I'm trying to find the convergence of $f_n$ and $f_n'$ where $f_n(x)=\frac{1}{1+nx^2}$.
From the function if I derivate the result is $f'n= -\frac{2nx}{(1+nx^2)^2}$. To determine $f$ I have to take the limit, in order to have $f(x)=\lim_{n\to\infty}f_n(x)$, in the first case like $f_n$ converges to $0$; while for $f_n'$ the limit seems to be 0 as well (taking the limit respect $n$ and having a $n^4$ in the denominator).
Now with the uniform convergence: $f$ is zero then is uniformly convergent I have to see if $\lim_n \sup |\frac{1}{1+nx^2}|=0$. $f'n=0 \iff x=0$, but is not zero a saddle point?

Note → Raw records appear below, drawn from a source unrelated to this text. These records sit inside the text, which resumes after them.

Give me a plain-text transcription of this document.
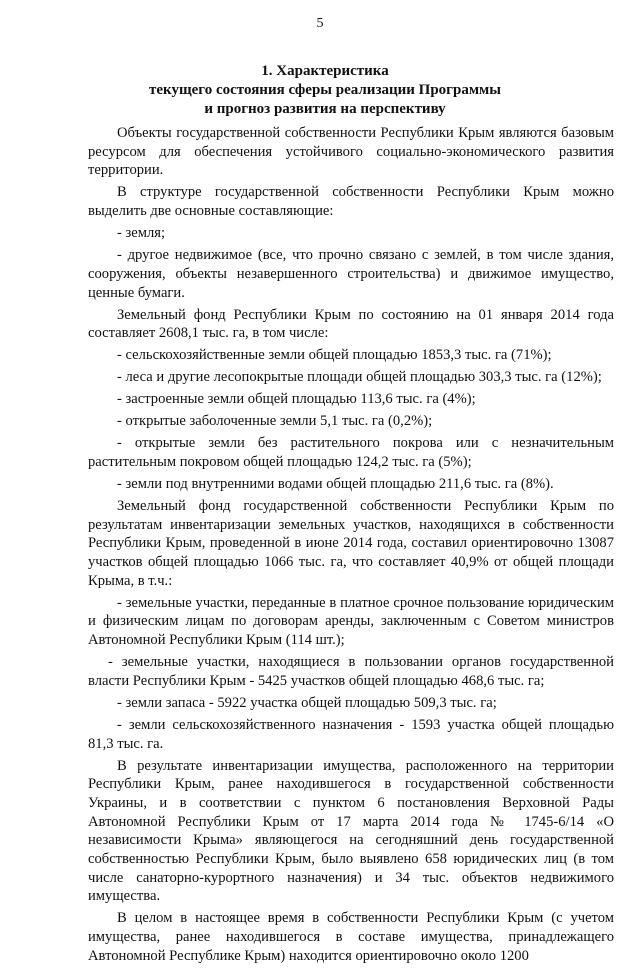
5
1. Характеристика
текущего состояния сферы реализации Программы
и прогноз развития на перспективу

Объекты государственной собственности Республики Крым являются базовым ресурсом для обеспечения устойчивого социально-экономического развития территории.

В структуре государственной собственности Республики Крым можно выделить две основные составляющие:

- земля;

- другое недвижимое (все, что прочно связано с землей, в том числе здания, сооружения, объекты незавершенного строительства) и движимое имущество, ценные бумаги.

Земельный фонд Республики Крым по состоянию на 01 января 2014 года составляет 2608,1 тыс. га, в том числе:

- сельскохозяйственные земли общей площадью 1853,3 тыс. га (71%);

- леса и другие лесопокрытые площади общей площадью 303,3 тыс. га (12%);

- застроенные земли общей площадью 113,6 тыс. га (4%);

- открытые заболоченные земли 5,1 тыс. га (0,2%);

- открытые земли без растительного покрова или с незначительным растительным покровом общей площадью 124,2 тыс. га (5%);

- земли под внутренними водами общей площадью 211,6 тыс. га (8%).

Земельный фонд государственной собственности Республики Крым по результатам инвентаризации земельных участков, находящихся в собственности Республики Крым, проведенной в июне 2014 года, составил ориентировочно 13087 участков общей площадью 1066 тыс. га, что составляет 40,9% от общей площади Крыма, в т.ч.:

- земельные участки, переданные в платное срочное пользование юридическим и физическим лицам по договорам аренды, заключенным с Советом министров Автономной Республики Крым (114 шт.);

- земельные участки, находящиеся в пользовании органов государственной власти Республики Крым - 5425 участков общей площадью 468,6 тыс. га;

- земли запаса - 5922 участка общей площадью 509,3 тыс. га;

- земли сельскохозяйственного назначения - 1593 участка общей площадью 81,3 тыс. га.

В результате инвентаризации имущества, расположенного на территории Республики Крым, ранее находившегося в государственной собственности Украины, и в соответствии с пунктом 6 постановления Верховной Рады Автономной Республики Крым от 17 марта 2014 года № 1745-6/14 «О независимости Крыма» являющегося на сегодняшний день государственной собственностью Республики Крым, было выявлено 658 юридических лиц (в том числе санаторно-курортного назначения) и 34 тыс. объектов недвижимого имущества.

В целом в настоящее время в собственности Республики Крым (с учетом имущества, ранее находившегося в составе имущества, принадлежащего Автономной Республике Крым) находится ориентировочно около 1200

Then the conclusion is that $f_n$ is convergent but is not uniformly convergent?
You are almost correct in saying $\displaystyle\lim_{n\to\infty}f_n(x) = 0$, but you should consider what happens for $x = 0$. To determine uniform convergence, note that a sequence of continuous functions which converge uniformly, must converge to a continuous function. Based on what I said above, Is $\displaystyle\lim_{n\to\infty}f_n(x)$ continuous? If not, you can conclude that the convergence is non-uniform.